Era evidente que los poderosos
que se sentían amenazados, iban a activar todas sus defensas y revisar con lupa
a los nuevos candidatos a salvadores patrios, y entre cientos de mentiras
publicadas en los mentideros oficiales de uno y otro color, se colaba de vez en
cuando alguna verdad para la que no se encontraba una explicación
satisfactoria.
Así, aparecieron millones de euros
de subvenciones de orígenes diversos, negados unas veces y admitidos otras,
maniobras de dudosa legitimidad en los centros universitarios de los que
algunos de estos nuevos rostros procedían, y financiaciones de países
extranjeros, que, si bien se negaron una y otra vez incluso en sede judicial,
no recibieron explicaciones adecuadas, puesto que se trataba de donaciones
canalizadas a través de terceros, de modo que puede que A no financie a B, pero
también puede que A financie a C y que sea C quien financie luego a B, maniobra
extraordinariamente simple que tranquiliza al sistema judicial y sin duda
alguna a los jerárquicos, pero en absoluto a quienes no lo son.
Hoy todo parece claro. Los nuevos
líderes resultaron ser como los viejos, y la nueva política, resulta que
peinaba canas y usaba crema antiarrugas.
El parlamento ha ganado en
colorido, ahora los que no nos representan son más jóvenes, visten de manera
informal, - perdón, quizá debí haber dicho: “casual”- lucen cuidadas melenas y
rastas, modifican las fórmulas de juramento para hacerse notar y aplauden sólo
a los suyos porque hay que defender el territorio ideológico como propio,
aunque a veces sea coincidente al 100% con el del “enemigo”.

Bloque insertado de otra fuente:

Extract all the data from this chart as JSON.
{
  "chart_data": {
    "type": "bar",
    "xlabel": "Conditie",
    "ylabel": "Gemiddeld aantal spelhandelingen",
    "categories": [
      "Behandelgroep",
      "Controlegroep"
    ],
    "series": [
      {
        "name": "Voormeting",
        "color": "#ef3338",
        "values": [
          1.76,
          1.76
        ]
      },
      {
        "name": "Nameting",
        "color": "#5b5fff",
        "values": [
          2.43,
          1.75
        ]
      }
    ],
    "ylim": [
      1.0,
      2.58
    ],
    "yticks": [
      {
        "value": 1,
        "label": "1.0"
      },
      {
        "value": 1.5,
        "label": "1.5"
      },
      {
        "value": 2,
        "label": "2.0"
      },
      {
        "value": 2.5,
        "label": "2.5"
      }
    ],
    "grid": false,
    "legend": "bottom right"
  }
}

Han demostrado adaptarse rápido a
la retórica del resorte, esa que salta automáticamente cuando alguien ataca a
un compañero de partido y que nos permite ocultar la verdad un rato en el
bolsillo trasero de nuestro vaquero de Zara, hasta que el rubor se calme,
sabedores ya de que, con el tiempo, el rubor dejará de existir, y la verdad
anidará permanentemente en el cajón de la mesilla de noche, donde las cosas no
molestan ni para dormir.
El movimiento resultó ser como el
capote de un torero que escondía la pared contra la que nos descornamos una vez
más, como ese golpe de estado que el dictador se organiza a sí mismo para
controlar a los disidentes.
¿Y ahora qué? se preguntan lo
desencantados. Pues ahora sólo queda analizar los errores y volver a empezar, o
tirar la toalla y esperar la muerte sentados en un rincón, empapando el suelo
con las babas de nuestras quejas y el agua que salpique de nuestros baños de
autocompasión que irán creciendo hasta ahogarnos.